I’m sharing the things I learned about Cambodia based on my observations while I was in the country during the year where I lived a nomadic life. Seeing day-to-day life in Siem Reap and talking to different people was an incredible way to understand Cambodia in ways I would not have been exposed to just by reading stuff on the internet. Because we were in Siem Reap for a long time, we wanted to explore the city and see more than just Angkor Wat.
Talking to the locals is an excellent way to learn about a country
One of the reasons how we got to know some of the locals was because we kept going to the same restaurant every day. They were always so happy to see us – their faces would light up each time they saw us coming in, and every day, they would hopefully say “see you tomorrow!” The girls would cling to my arm with endearment the way two girlfriends sometimes do when walking.
It boggled my mind why they liked us so much. It could also be because we tipped a lot while in Cambodia but hey, it doesn’t matter either way.
Our discoveries while in Cambodia went something like this:
We’d go to a restaurant and have a conversation with the waiter. They’ll mention something I did not know about in passing. Once we came back to our hotel, we would research and read about topics we would never have known about had we not been in Cambodia.
I’m going to share some observations that stuck out with me while I was in Siem Reap during my year of travels.
Psst: You should first read my Siem Reap post about my trip here.
#1: Most of the Cambodian population is very young
Something like 50% of the population is under the age of 25. That’s mostly attributed to the Khmer Rouge, a tragic time in the country’s history. If you are unfamiliar with Khmer Rouge, here is an article that will help you learn more about it. Have a box of tissue handy.
#2: There are a lot of social enterprises and NGOs in Cambodia, particularly so in Siem Reap
I always knew that there were quite a bit of NGOs in Cambodia but seeing them with my own eyes was a completely different experience. Almost every expat in Siem Reap was finding a way to give back to the community.
Of course, there’s always another side to the story when it comes to these NGOs operating in Cambodia. There is lack of structure and misuse of funds in these NGOs while the orphanage scam is one thing travellers should be aware of when volunteering in Cambodia.
#3: Cambodia has a close relationship with… Japan?
Another interesting thing we learned while in Siem Reap was that the Japanese have a close relationship with Cambodia. We only discovered this when we met a Japanese couple who opened a small dessert shop in Siem Reap. Many Japanese companies are investing in Cambodia, which has led to more Japanese restaurants, schools, and other businesses to support the Japanese community. In fact, some hotels (like the one we stayed at in Siem Reap) have Japanese tourists as their primary market.
#4: Not all Asians age well
The whole “Asians look young” doesn’t always apply, especially in Cambodia. I don’t mean to point this out in a disrespectful way, but rather the fact that most people looked a decade older than their age because of the hardships they went through in their lives. I can’t tell you how many times I met someone who looked way older than me, only to learn that we were only a few years apart in age.
#5: Life is really really hard in Cambodia
Life is so different for the people in Cambodia compared to the life I know in North America. We met one waitress who told us a bit about her life. The only time she’s ever been to Thailand was to take her mom for medical treatment. She ended up losing her job because her boss wouldn’t let her, so she had to quit. That was one of the most stressful times in her life because she had no job and had no idea what would happen when she came back to Cambodia. Luckily, she was able to find a job but we could tell it was a hard decision for her to make. She literally had to choose between her job and her mom’s health.

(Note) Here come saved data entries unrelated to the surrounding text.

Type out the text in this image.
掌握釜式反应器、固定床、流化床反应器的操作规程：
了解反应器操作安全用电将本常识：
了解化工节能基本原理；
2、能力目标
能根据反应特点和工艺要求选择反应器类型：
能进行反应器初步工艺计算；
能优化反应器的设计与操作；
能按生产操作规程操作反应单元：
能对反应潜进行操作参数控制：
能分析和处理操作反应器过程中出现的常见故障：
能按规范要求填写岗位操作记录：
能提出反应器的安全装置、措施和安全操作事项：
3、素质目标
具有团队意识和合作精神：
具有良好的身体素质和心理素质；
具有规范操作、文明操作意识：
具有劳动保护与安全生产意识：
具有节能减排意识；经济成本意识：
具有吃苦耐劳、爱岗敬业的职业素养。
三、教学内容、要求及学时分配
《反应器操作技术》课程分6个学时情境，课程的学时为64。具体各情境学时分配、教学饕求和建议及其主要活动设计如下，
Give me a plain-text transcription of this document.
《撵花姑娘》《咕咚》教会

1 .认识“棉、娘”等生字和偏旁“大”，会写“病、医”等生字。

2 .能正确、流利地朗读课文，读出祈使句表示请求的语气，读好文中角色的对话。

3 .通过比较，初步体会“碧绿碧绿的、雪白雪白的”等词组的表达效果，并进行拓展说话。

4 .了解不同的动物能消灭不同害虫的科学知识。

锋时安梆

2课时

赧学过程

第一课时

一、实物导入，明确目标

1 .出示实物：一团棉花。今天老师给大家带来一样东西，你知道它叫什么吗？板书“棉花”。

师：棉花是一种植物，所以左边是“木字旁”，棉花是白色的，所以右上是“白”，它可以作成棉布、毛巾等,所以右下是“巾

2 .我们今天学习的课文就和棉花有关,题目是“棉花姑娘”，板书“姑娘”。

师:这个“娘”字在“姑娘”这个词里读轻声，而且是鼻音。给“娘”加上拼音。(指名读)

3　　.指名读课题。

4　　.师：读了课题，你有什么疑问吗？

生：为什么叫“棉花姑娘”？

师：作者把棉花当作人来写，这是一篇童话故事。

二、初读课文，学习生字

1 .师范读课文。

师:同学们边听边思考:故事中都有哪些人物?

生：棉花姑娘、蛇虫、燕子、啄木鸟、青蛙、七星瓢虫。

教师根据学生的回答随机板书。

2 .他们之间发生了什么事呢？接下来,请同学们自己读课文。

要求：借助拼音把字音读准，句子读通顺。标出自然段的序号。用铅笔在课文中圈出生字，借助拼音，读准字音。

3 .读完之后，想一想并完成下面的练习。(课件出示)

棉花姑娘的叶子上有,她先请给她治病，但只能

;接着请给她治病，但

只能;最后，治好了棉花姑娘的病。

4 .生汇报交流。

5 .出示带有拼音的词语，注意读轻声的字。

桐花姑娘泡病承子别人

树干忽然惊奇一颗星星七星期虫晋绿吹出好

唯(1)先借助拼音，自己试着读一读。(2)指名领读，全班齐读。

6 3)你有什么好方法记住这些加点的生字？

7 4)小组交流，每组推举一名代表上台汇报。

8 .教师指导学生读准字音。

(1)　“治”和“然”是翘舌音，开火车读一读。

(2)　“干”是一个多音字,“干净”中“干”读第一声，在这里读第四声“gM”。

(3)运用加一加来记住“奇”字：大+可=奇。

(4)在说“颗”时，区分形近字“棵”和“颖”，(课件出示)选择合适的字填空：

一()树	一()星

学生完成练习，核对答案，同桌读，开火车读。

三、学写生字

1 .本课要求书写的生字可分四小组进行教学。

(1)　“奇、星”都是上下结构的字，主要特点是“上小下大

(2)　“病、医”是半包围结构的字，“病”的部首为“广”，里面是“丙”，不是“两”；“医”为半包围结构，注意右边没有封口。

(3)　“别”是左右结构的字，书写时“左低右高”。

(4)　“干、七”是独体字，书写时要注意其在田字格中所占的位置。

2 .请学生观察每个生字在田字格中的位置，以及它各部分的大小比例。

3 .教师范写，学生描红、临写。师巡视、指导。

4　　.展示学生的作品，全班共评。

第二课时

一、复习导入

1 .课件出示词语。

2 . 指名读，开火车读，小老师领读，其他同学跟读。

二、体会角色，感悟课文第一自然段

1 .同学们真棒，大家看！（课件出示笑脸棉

It was a very emotional conversation. And I had no idea what to say when she asked “Have you been to Thailand? What was it like for you?” As an Asian who was born in North America, my experience in Asia is vastly different than those who were born in less developed countries.
Talking to these people gives a very different perspective on life
For example, when I ask how their day off was like, they said they did nothing. All they did was sleep because they work so much.
Sometimes, I don’t know how to respond
I find myself not knowing what to say when someone shares how they’re still struggling.
Do we simply listen to them? Do we offer them money? That’s the Asian thinking in me because I feel like that’s what Asians do when we meet someone less fortunate than us.
What do we do? What do we say? It’s so crazy when you meet people who make on average $3 USD a day.
Not only are they barely making enough to survive, but they are likely sending money back to their family.
Cambodia is a country where you leave with a touched a heart and more empathy
Without a doubt, this trip to Cambodia reinforced my global perspective on the world and life in general.